Canadian Forces School of Aerospace Technology and Engineering
The Canadian Forces School of Aerospace Technology and Engineering (CFSATE) is a unit of 16 Wing, a lodger unit of Canadian Forces Base Borden and is operationally responsible to 2 Canadian Air Division.
The role of CFSATE is to provide the Air Force with qualified personnel to ensure Aircraft serviceability by developing and carrying out individual aerospace engineering training in accordance with approved doctrine and standards.
Training is delivered to Aerospace Engineering Officers and Military Occupation Classification (MOC) 500 technicians for both Regular and Reserve Force. Military Training Assistance Program (MTAP), Air Cadet League, and the Air Force Association of Canada are all supported to the extent that resources and policy allow.
The school conducts apprentice level training for various trades, including Avionics (AVS 526), Aviation (AVN 514), Aircraft Structures (ACS 565) and Imagery (IMAGE 541) technicians. Generally several months in length, the courses precede the graduates going directly to flying squadrons where they do on-job-training and on-type courses for their Aircraft type.
CFSATE is institutionally bilingual, meaning that French and English can be used in all facets of administration and operations. The organizational structure permits military and civilian personnel to serve and be served to the maximum extent possible in either official language.
The vision of CFSATE is to be trainer of choice for all Canadian Forces aerospace technical and engineering training.
It all started in 1917. At that time, Camp Borden was the first flying station to be built in Canada by the Royal Flying Corps (FRC).
It was the largest of all airfield built and generally regarded by authorities as one of the finest aviation centres in the world. Above all, Borden was the location in Canada where a long and successful history of Aircraft technical training was to take place.
On April 1st 1918, the Royal Flying Corp became the Royal Air Force (RAF) and Borden became known as RAF Canada Flying Station.
Between the first and second world wars, Borden found itself at the centre of the development of Canadian aviation providing refresher training to both civilian and military aviators.
When the Royal Canadian Air Force (RCAF) war formed on 1 April 1924, the Borden aerodrome became the RCAF Station Borden. Technical and flying training continued at Borden throughout the 20's and 30's and culminated during WWII under the British Commonwealth Air Training Plan (BCATP).
During the 50's, Borden saw flying training decrease while technical training was gradually brought back from the various wartime schools. the construction of Hangars 17 and 18 in 1953 and the Stedman Building in 1958 provided greatly improved training facilities and by the 1960's, most Aircraft trades training had returned to Borden at #2 Technical Training School (2TTS).

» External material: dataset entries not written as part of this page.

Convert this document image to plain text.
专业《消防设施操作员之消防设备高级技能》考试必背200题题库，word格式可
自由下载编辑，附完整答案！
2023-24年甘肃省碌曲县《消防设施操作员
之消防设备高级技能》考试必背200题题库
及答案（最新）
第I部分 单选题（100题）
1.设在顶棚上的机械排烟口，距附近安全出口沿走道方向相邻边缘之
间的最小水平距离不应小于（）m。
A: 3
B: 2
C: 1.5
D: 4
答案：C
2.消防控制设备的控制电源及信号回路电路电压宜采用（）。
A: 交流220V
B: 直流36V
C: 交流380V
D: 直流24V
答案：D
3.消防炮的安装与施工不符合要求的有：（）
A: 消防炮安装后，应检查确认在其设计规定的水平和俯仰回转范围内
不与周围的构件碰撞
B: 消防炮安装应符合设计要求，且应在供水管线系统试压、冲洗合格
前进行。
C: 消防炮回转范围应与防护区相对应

Between1964 and 1968, Integration brought about the creation of an integrated Training Command, and the new name Canadian Forces Aircraft Trade School (CFATS) was adopted. The new school was formed by the joining of seven different schools, one of them dedicated to Aircraft technical and support trades training. AERE Officer training moved from CFB Clinton to join CFATS in 1969.

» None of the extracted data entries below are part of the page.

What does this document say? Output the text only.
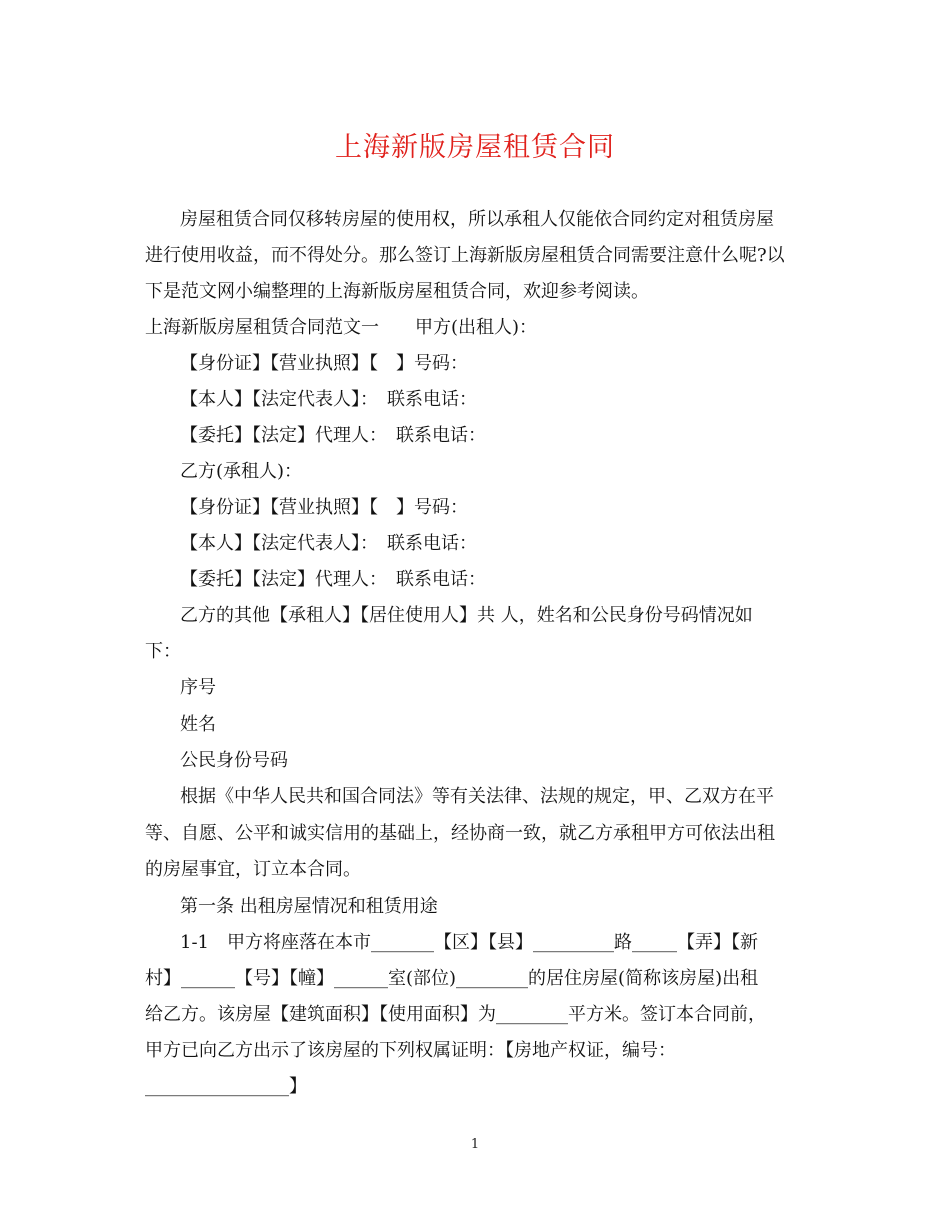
上海新版房屋租赁合同

房屋租赁合同仅移转房屋的使用权，所以承租人仅能依合同约定对租赁房屋

进行使用收益，而不得处分。那么签订上海新版房屋租赁合同需要注意什么呢?以

下是范文网小编整理的上海新版房屋租赁合同，欢迎参考阅读。

上海新版房屋租赁合同范文一　　甲方(出租人)：

【身份证】【营业执照】【　】号码：

【本人】【法定代表人】：　联系电话：

【委托】【法定】代理人：　联系电话：

乙方(承租人)：

【身份证】【营业执照】【　】号码：

【本人】【法定代表人】：　联系电话：

【委托】【法定】代理人：　联系电话：

乙方的其他【承租人】【居住使用人】共 人，姓名和公民身份号码情况如

下：

序号

姓名

公民身份号码

根据《中华人民共和国合同法》等有关法律、法规的规定，甲、乙双方在平

等、自愿、公平和诚实信用的基础上，经协商一致，就乙方承租甲方可依法出租

的房屋事宜，订立本合同。

第一条 出租房屋情况和租赁用途

1-1　甲方将座落在本市_______【区】【县】_________路_____【弄】【新

村】______【号】【幢】______室(部位)________的居住房屋(简称该房屋)出租

给乙方。该房屋【建筑面积】【使用面积】为________平方米。签订本合同前，

甲方已向乙方出示了该房屋的下列权属证明：【房地产权证，编号：

________________】

1
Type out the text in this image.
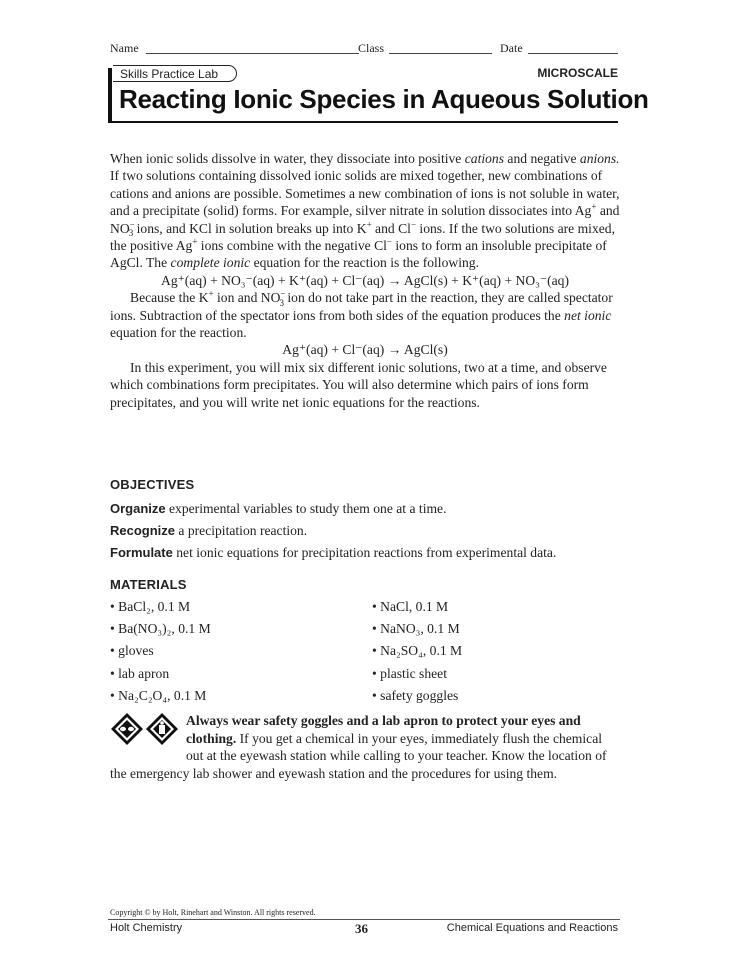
Name	Class	Date
Skills Practice Lab	MICROSCALE
Reacting Ionic Species in Aqueous Solution

When ionic solids dissolve in water, they dissociate into positive cations and negative anions. If two solutions containing dissolved ionic solids are mixed together, new combinations of cations and anions are possible. Sometimes a new combination of ions is not soluble in water, and a precipitate (solid) forms. For example, silver nitrate in solution dissociates into Ag+ and $NO^-_3$ ions, and KCl in solution breaks up into K+ and Cl− ions. If the two solutions are mixed, the positive Ag+ ions combine with the negative Cl− ions to form an insoluble precipitate of AgCl. The complete ionic equation for the reaction is the following.

Ag⁺(aq) + NO₃⁻(aq) + K⁺(aq) + Cl⁻(aq) → AgCl(s) + K⁺(aq) + NO₃⁻(aq)

Because the K+ ion and $NO^-_3$ ion do not take part in the reaction, they are called spectator ions. Subtraction of the spectator ions from both sides of the equation produces the net ionic equation for the reaction.

Ag⁺(aq) + Cl⁻(aq) → AgCl(s)

In this experiment, you will mix six different ionic solutions, two at a time, and observe which combinations form precipitates. You will also determine which pairs of ions form precipitates, and you will write net ionic equations for the reactions.

OBJECTIVES
Organize experimental variables to study them one at a time.
Recognize a precipitation reaction.
Formulate net ionic equations for precipitation reactions from experimental data.
MATERIALS
• BaCl₂, 0.1 M
• Ba(NO₃)₂, 0.1 M
• gloves
• lab apron
• Na₂C₂O₄, 0.1 M
• NaCl, 0.1 M
• NaNO₃, 0.1 M
• Na₂SO₄, 0.1 M
• plastic sheet
• safety goggles
Always wear safety goggles and a lab apron to protect your eyes and clothing. If you get a chemical in your eyes, immediately flush the chemical out at the eyewash station while calling to your teacher. Know the location of the emergency lab shower and eyewash station and the procedures for using them.
Copyright © by Holt, Rinehart and Winston. All rights reserved.
Holt Chemistry	36	Chemical Equations and Reactions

Consolidation of technical training in the Canadian Forces culminated in 1970 with the joining together of CFATS and the Royal Canadian Electrical and Mechanical Engineers School to become the Canadian Forces School of Aerospace and Ordnance Engineering (CFSAOE). In 1984, an agreement between Canadian Forces Training Systems and Air Command lead to the formation, on 1 September 1985, of the present Canadian Forces School of Aerospace Technology and Engineering (CFSATE), where AERE Officers and MOC 500 series technicians now receive their basic and some advanced training.
Originally CFSATE was the only Air Command unit at CFB Borden. In October 94, it was joined by the Air Command Professional Development and Training Center (ACPDTC) to create a new family under 16 Wing.
Effective January 1997, the Military Occupation Code (MOC) 500 series trades went through a major restructure which redefined the roles of numerous occupations. The previous thirteen MOC 500 trades were amalgamated into three on-Aircraft occupations which are now identified as Aviation (Avn), Avionics (Avs) and Aircraft structures (ACS), and one off-Aircraft occupation Photo. This amalgamation has naturally lead to major innovative changes in the school's method of training.